Kur'an-ı Kerim ve Türkçe Meali Sayfa 190
21. Rableri onlara, kendisinden bir rahmet, rızâ ve içinde sürekli kalacakları ni'meti bol cennetleri müjdeler.
22. Orada ebedi kalacaklardır. Şüphesiz büyük mükâfât Allâh katındandır!
23. Ey inananlar, eğer imânâ karşı küfrü seviyorlarsa babalarınızı ve kardeşlerinizi veliler edinmeyin. Sizden kim onları veli tanır(dost tutar)sa işte zâlimler onlardır.

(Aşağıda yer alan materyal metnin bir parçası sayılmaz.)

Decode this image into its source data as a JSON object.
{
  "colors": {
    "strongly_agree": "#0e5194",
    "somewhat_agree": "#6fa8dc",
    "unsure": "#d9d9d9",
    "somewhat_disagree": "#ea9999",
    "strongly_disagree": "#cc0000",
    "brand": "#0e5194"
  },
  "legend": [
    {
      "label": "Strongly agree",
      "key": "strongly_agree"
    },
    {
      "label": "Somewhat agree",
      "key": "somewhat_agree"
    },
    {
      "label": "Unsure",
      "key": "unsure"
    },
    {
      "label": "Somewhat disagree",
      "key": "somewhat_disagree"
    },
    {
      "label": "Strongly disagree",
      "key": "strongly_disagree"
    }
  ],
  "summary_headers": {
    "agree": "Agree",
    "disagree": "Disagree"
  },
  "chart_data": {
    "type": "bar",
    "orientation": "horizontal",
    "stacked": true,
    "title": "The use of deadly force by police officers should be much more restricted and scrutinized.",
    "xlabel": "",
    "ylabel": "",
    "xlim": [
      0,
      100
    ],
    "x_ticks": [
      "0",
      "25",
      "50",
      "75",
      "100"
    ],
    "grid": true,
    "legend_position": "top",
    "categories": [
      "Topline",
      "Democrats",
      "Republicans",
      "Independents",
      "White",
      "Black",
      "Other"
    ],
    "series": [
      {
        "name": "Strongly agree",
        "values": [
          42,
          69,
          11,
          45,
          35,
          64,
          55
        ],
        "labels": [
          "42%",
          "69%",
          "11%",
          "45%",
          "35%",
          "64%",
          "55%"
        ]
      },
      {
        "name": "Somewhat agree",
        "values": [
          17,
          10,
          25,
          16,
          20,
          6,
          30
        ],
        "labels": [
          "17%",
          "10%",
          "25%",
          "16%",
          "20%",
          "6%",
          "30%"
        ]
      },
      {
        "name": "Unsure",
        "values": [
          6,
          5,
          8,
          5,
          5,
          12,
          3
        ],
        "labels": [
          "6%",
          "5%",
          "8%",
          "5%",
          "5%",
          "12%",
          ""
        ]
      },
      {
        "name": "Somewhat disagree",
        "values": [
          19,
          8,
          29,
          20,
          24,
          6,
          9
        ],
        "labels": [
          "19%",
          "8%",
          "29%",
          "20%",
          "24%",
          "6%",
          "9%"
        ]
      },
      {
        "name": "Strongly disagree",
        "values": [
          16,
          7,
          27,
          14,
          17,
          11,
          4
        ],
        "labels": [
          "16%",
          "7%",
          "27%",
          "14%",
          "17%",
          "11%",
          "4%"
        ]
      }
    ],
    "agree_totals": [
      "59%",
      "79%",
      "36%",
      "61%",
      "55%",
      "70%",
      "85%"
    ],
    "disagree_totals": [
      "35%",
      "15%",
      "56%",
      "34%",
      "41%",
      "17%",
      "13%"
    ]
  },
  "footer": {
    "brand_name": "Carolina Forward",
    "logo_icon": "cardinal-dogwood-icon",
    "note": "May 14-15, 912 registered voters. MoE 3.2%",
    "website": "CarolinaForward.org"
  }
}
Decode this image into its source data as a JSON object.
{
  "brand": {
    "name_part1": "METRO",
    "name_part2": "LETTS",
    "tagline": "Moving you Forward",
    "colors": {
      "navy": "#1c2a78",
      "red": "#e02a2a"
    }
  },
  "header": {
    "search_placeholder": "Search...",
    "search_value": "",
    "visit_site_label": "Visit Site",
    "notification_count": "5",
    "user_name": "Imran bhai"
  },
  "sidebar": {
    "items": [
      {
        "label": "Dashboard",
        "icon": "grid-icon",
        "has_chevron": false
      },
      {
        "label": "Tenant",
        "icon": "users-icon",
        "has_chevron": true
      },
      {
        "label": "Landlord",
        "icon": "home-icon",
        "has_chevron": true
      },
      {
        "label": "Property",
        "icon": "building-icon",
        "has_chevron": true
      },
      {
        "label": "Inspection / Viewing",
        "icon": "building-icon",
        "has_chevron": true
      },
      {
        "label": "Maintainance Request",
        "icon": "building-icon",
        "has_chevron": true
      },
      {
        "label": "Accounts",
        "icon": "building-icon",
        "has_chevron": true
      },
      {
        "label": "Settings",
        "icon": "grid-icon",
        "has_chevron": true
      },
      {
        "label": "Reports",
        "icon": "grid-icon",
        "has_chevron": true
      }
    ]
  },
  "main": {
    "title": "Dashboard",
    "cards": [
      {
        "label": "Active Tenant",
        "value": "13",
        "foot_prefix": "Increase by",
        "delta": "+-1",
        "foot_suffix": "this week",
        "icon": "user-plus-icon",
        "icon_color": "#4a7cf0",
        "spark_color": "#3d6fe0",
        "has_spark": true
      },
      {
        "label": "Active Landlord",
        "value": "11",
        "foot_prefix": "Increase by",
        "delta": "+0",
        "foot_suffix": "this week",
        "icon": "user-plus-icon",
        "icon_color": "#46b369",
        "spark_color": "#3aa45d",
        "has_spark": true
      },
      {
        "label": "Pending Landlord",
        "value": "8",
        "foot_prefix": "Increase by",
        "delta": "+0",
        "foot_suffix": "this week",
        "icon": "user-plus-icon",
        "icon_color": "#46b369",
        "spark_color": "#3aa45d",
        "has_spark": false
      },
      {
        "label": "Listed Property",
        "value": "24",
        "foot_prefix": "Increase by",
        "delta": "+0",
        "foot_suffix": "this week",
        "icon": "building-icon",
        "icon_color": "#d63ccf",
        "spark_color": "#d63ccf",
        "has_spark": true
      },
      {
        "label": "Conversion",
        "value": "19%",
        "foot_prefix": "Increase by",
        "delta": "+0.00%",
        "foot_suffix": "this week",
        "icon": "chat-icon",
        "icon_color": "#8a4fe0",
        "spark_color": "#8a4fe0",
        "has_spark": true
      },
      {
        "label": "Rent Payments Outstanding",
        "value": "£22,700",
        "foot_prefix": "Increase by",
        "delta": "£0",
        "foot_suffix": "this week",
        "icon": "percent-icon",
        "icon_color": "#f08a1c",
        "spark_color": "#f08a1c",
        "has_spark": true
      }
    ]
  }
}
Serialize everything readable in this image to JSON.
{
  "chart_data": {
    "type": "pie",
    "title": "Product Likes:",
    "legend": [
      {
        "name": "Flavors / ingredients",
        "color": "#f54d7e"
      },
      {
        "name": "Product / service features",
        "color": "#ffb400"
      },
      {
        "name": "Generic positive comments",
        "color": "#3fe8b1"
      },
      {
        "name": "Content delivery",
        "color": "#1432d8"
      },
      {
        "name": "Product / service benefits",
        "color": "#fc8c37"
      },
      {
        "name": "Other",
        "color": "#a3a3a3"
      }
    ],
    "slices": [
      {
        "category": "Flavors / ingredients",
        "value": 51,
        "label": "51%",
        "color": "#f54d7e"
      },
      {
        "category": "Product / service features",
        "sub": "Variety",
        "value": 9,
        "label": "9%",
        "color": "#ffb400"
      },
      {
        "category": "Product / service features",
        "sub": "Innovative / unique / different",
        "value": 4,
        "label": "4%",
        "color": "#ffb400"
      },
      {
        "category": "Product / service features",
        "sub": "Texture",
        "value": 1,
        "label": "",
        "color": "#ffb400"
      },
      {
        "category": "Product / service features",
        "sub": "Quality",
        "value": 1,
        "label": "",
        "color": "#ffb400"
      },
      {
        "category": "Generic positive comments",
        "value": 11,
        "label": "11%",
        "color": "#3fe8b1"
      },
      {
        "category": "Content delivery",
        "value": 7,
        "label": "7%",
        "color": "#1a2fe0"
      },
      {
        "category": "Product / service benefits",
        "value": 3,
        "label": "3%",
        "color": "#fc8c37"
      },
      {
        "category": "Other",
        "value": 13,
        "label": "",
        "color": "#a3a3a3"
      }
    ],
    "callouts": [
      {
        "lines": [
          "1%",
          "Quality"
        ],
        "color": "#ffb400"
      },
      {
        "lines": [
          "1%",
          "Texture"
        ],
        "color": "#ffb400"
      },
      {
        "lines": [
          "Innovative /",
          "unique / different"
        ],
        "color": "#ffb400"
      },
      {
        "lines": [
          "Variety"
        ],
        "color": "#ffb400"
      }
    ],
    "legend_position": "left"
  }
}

24. De ki: "Eğer babalarınız, oğullarınız, kardeşleriniz, eşleriniz, hısım akrabânız, kazandığınız mallar, düşmesinden korktuğunuz ticaret(iniz), hoşlandığınız konutlar, size Allah'tan, Elçisinden ve O'nun yolunda cihâdetmekten daha sevgili ise o halde Allâh emrini getirinceye kadar gözetleyin (başınıza gelecekleri göreceksiniz)! Allâh, yoldan çıkmış topluluğu (doğru) yola iletmez.
25. Andolsun Allâh size birçok yerlerde, Huneyn gününde de yardım etmişti. Hani (o gün) çokluğunuz sizi böbürlendirmişti. Fakat size hiçbir yarar da sağlamamıştı. Bütün genişliğine rağmen yeryüzü başınıza dar gelmişti, nihâyet bozularak arkanızı dönmüş(kaçmağa başlamış)tınız.
26. Sonra Allâh, Elçisinin ve mü'minlerin üzerine sekinetini (güven veren rahmetini) indirdi, sizin görmediğiniz askerler indirdi ve kâfirlere azâb etti (onları bozguna uğrattı). İşte kâfirlerin cezâsı budur!